What if? Society's breakdown a winning theme in assessing threats
Debbie Rudder's story The Butterfly Effect includes scenes of food riots. Photo: Reuters
A bleak scenario of food riots as the country grinds to a stop due to a lack of oil after shortsighted government decisions, has won an inaugural short story competition about Australia's security nightmares.
Debbie Rudder's story, The Butterfly Effect, is a compelling narrative about societal breakdown as vehicles and aircraft stop running due to a shortage of lubrication oil.
''Who let Australia end up with no primary lubricating oil refinery?'' asks her central character, a small businessman struggling to keep his machines operating.
The Canberra-based Australian Security Research Centre ran the competition to help the national security community imagine contemporary threats.
Rather than just describe an avalanche of frightening events, writers were encouraged to focus on the consequences and challenges posed by their scenarios, and tease out what the official and public responses would be.
The centre says the power of scenarios should not be underestimated and that national security planning relies heavily on their use.
Defence has a highly classified collection of scenarios, called the Australian Capability Context Scenarios which reflect possible circumstances, under which the ADF might be employed.
Ms Rudder, from Maroubra in Sydney, took her title from the imagined failure of an oil refinery in Indonesia, leaving Australia at the mercy of one refinery in Singapore.
''[Foreign investors] have seen our weakness, how one butterfly valve flapping in an Indonesian jungle can lead to chaos across our nation,'' she writes.

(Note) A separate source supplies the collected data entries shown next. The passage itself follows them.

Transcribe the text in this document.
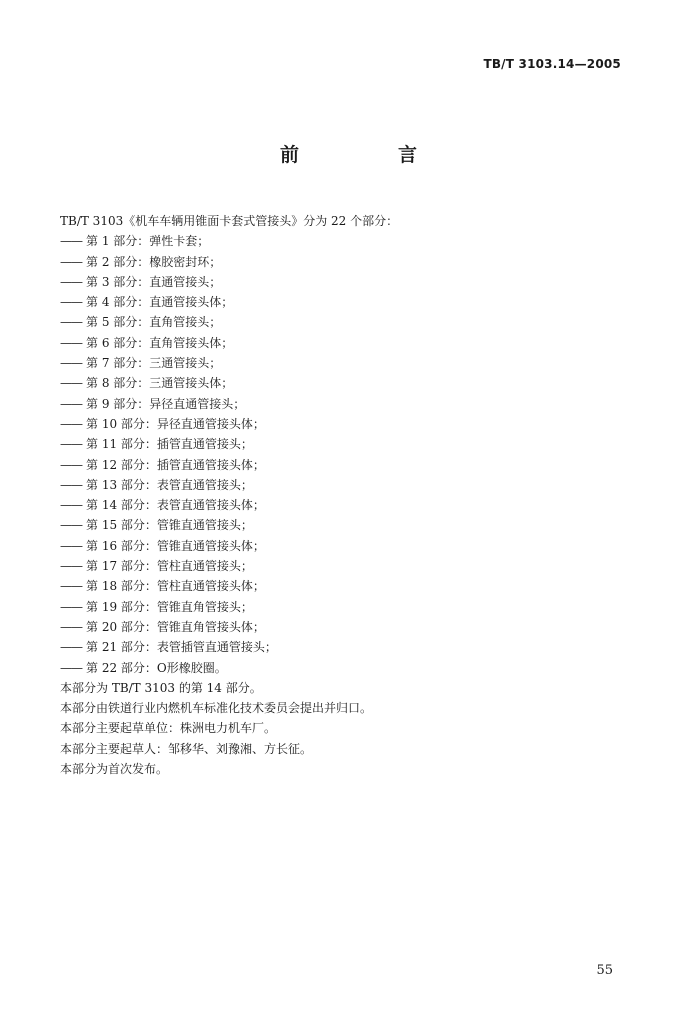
TB/T 3103.14—2005
前　言
TB/T 3103《机车车辆用锥面卡套式管接头》分为 22 个部分：
—— 第 1 部分：弹性卡套；
—— 第 2 部分：橡胶密封环；
—— 第 3 部分：直通管接头；
—— 第 4 部分：直通管接头体；
—— 第 5 部分：直角管接头；
—— 第 6 部分：直角管接头体；
—— 第 7 部分：三通管接头；
—— 第 8 部分：三通管接头体；
—— 第 9 部分：异径直通管接头；
—— 第 10 部分：异径直通管接头体；
—— 第 11 部分：插管直通管接头；
—— 第 12 部分：插管直通管接头体；
—— 第 13 部分：表管直通管接头；
—— 第 14 部分：表管直通管接头体；
—— 第 15 部分：管锥直通管接头；
—— 第 16 部分：管锥直通管接头体；
—— 第 17 部分：管柱直通管接头；
—— 第 18 部分：管柱直通管接头体；
—— 第 19 部分：管锥直角管接头；
—— 第 20 部分：管锥直角管接头体；
—— 第 21 部分：表管插管直通管接头；
—— 第 22 部分：O形橡胶圈。
本部分为 TB/T 3103 的第 14 部分。
本部分由铁道行业内燃机车标准化技术委员会提出并归口。
本部分主要起草单位：株洲电力机车厂。
本部分主要起草人：邹移华、刘豫湘、方长征。
本部分为首次发布。
55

''This country is learning harsh lessons about the importance of lubrication.
''The gas company has lost two-thirds of supply so gas is being quarantined for essential services.
''Pensioners are suffering and some are protesting loudly in the streets, in the media, in government offices. Others are dying quietly, cold and malnourished.
''Trucking companies are mothballing trucks, fire engines are grinding to a halt, ambulances are going out of commission, there's a run on the banks.
''People die in building fires or for lack of first aid. The skies and roads are quieter than ever.''
Fights break out in food queues and police are losing the battle with looters.
''Australia feels like a Third World country,'' the story's character says.
''The PM flies to the USA and begs the President to send some lube oil to his shortsighted she'll-be-right-mate Aussie allies.''
The centre's head, Dr Athol Yates, said Ms Rudder's story was given high marks for originality and plausibility.
It could be such a non-traditional security threat that could bring a nation to its knees, he said.
''While the threats from terrorists are now well integrated into national security plans, there are a host of other threats that pose major risks to Australia.
''These include pandemic out-breaks, global energy disruptions, food security shocks, civil society breakdown, and transnational crime destabilising entire countries.
''Some would cause small-scale disruption and deaths in Australia, and others would cause catastrophic loss of life and possibly even the collapse of the nation.
''The Australian Security Research Centre wanted to foster imaginative thinking so as to ensure Australia is better prepared to deal with the varied threats facing our security.''
Professor Helen Ashman, from the University of South Australia, said the entries in the competition indicated a growing concern about the perceived fragility of Australia's critical infrastructure.